Circe - Madeline Miller Page 0,123

but they lingered in the palace year after year, eating up our stores, demanding my mother choose one of them. She asked them to leave again and again, but they would not.” The old anger still burned in his voice. “They saw we could do nothing to them, a young man and a woman alone. When I reproached them, they only laughed.”

I had known such men myself. I had sent them to my sty.

But then Odysseus had returned. Ten years after he sailed from Troy, seven after he left Aiaia.
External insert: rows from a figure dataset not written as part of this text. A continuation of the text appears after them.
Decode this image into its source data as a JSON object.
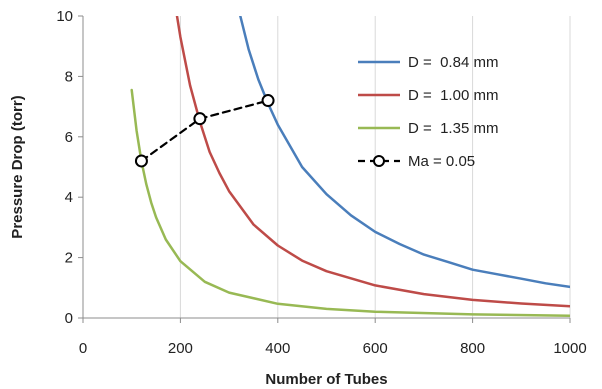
{
  "chart_data": {
    "type": "line",
    "xlabel": "Number of Tubes",
    "ylabel": "Pressure Drop (torr)",
    "xlim": [
      0,
      1000
    ],
    "ylim": [
      0,
      10
    ],
    "xticks": [
      0,
      200,
      400,
      600,
      800,
      1000
    ],
    "yticks": [
      0,
      2,
      4,
      6,
      8,
      10
    ],
    "grid": "vertical",
    "legend_position": "top-right",
    "series": [
      {
        "name": "D =  0.84 mm",
        "color": "#4a7ebb",
        "style": "solid",
        "x": [
          323,
          340,
          360,
          380,
          400,
          450,
          500,
          550,
          600,
          650,
          700,
          750,
          800,
          850,
          900,
          950,
          1000
        ],
        "y": [
          10.0,
          8.9,
          7.9,
          7.1,
          6.4,
          5.0,
          4.1,
          3.4,
          2.85,
          2.45,
          2.1,
          1.85,
          1.6,
          1.45,
          1.3,
          1.15,
          1.03
        ]
      },
      {
        "name": "D =  1.00 mm",
        "color": "#be4b48",
        "style": "solid",
        "x": [
          193,
          200,
          220,
          240,
          260,
          280,
          300,
          350,
          400,
          450,
          500,
          600,
          700,
          800,
          900,
          1000
        ],
        "y": [
          10.0,
          9.3,
          7.7,
          6.5,
          5.5,
          4.8,
          4.2,
          3.1,
          2.4,
          1.9,
          1.55,
          1.08,
          0.79,
          0.6,
          0.48,
          0.39
        ]
      },
      {
        "name": "D =  1.35 mm",
        "color": "#98b954",
        "style": "solid",
        "x": [
          100,
          110,
          120,
          130,
          140,
          150,
          170,
          200,
          250,
          300,
          400,
          500,
          600,
          800,
          1000
        ],
        "y": [
          7.55,
          6.2,
          5.2,
          4.43,
          3.82,
          3.33,
          2.6,
          1.88,
          1.2,
          0.84,
          0.47,
          0.3,
          0.21,
          0.12,
          0.075
        ]
      },
      {
        "name": "Ma = 0.05",
        "color": "#000000",
        "style": "dashed",
        "markers": "circle",
        "x": [
          120,
          240,
          380
        ],
        "y": [
          5.2,
          6.6,
          7.2
        ]
      }
    ]
  }
}
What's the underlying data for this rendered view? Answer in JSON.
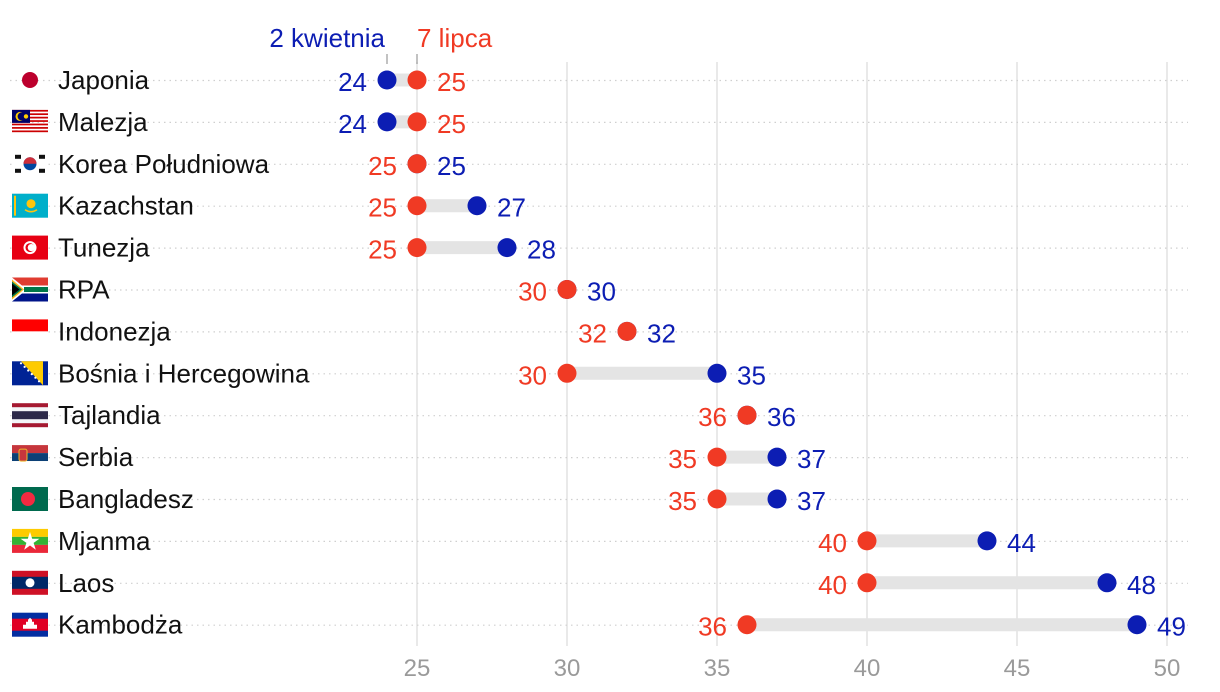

“He came in disguise as a beggar and revealed himself only to a few of us. We devised an opportunity: a test of the suitors’ mettle. Whoever could string the great Odysseus’ bow would win my mother’s hand. One by one the suitors tried and failed. At last my father stepped forward. In a single motion he strung the bow and put an arrow through the throat of the worst among them. I had been frightened of those men for so long, but they fell to him like grass before the scythe. He killed them all.”

The man of war, honed by twenty years of strife. The Best of the Greeks after Achilles, wielding his bow once more. Of course they had not stood a chance. They were green boys, overfed and spoiled. It made a good tale: the suitors, lazy and cruel, besieging the faithful wife, threatening the loyal heir. They had earned their punishment by all the laws of gods and men, and Odysseus came like Death himself to deal it, the wronged hero making the world right. Even Telegonus would have approved of such a moral. Yet somehow, it was a queasy vision for me: Odysseus, wading heart-deep in the halls he had dreamed of so long.

“The next day the suitors’ fathers came. They were all men of the island. Nicanor, who kept the largest herds of goats. Agathon, with his carved-pine staff. Eupeithes, who used to let me pick pears from his orchard. He was the one who spoke. He said: Our sons were guests in your home, and you killed them. We seek reparation.

“‘Your sons were thieves and villains,’ my father said. He gestured, and my grandfather threw his spear. Eupeithes’ face burst open, scattering the dust with his brains. My father ordered us to kill the rest, but Athena descended.”

So Athena had come back to him at last.

“She declared the feud finished. The suitors had paid fair price and there would be no more bloodshed. But the next day, the fathers of his soldiers began to come. ‘Where are our sons?’ they wanted to know. ‘We have waited twenty years to welcome them home from Troy.’”

I knew the stories Odysseus would have had to tell them. Your son was eaten by a cyclops. Your son was eaten by Scylla. Your son was torn to pieces by cannibals. Your son got drunk and fell from a roof. His ship was sunk by giants while I fled.

“Your father still had crew when he sailed from my island. Did none of them survive?”

He hesitated. “You do not know?”

“Know what?” But as I spoke, my mouth went dry as Aiaia’s yellow sands. In the wildness of Telegonus’ childhood, I had had no time to fret for what was out of my hands. But I remembered now Teiresias’ prophecy as clearly as if Odysseus had just spoken it. “The cattle,” I said. “They ate the cattle.”

He nodded. “Yes.”

A year those eager, reckless men had lived with me. I had fed them, cared for their illnesses and scars, taken pleasure in watching them mend. And now they were wiped from the earth as if they had never lived.

“Tell me how it happened.”

“As their ship was passing Thrinakia, a storm blew in and forced them to land. My father kept watch for days but the storm went on and on, stranding them, and at last my father had to sleep.”

That same old story.

“While he slept, his men killed some of the cows. The two nymphs who guard the island witnessed them and went to…” He hesitated again. I saw him consider those words: your father. “Lord Helios. When my father set sail again, the ship was blasted to pieces. All the men were drowned.”

I could imagine my half-sisters with their long golden hair and painted eyes, bent on pretty knees. Oh, Father, it was not our fault. Punish them. As if he had ever needed urging. Helios and his endless wrath.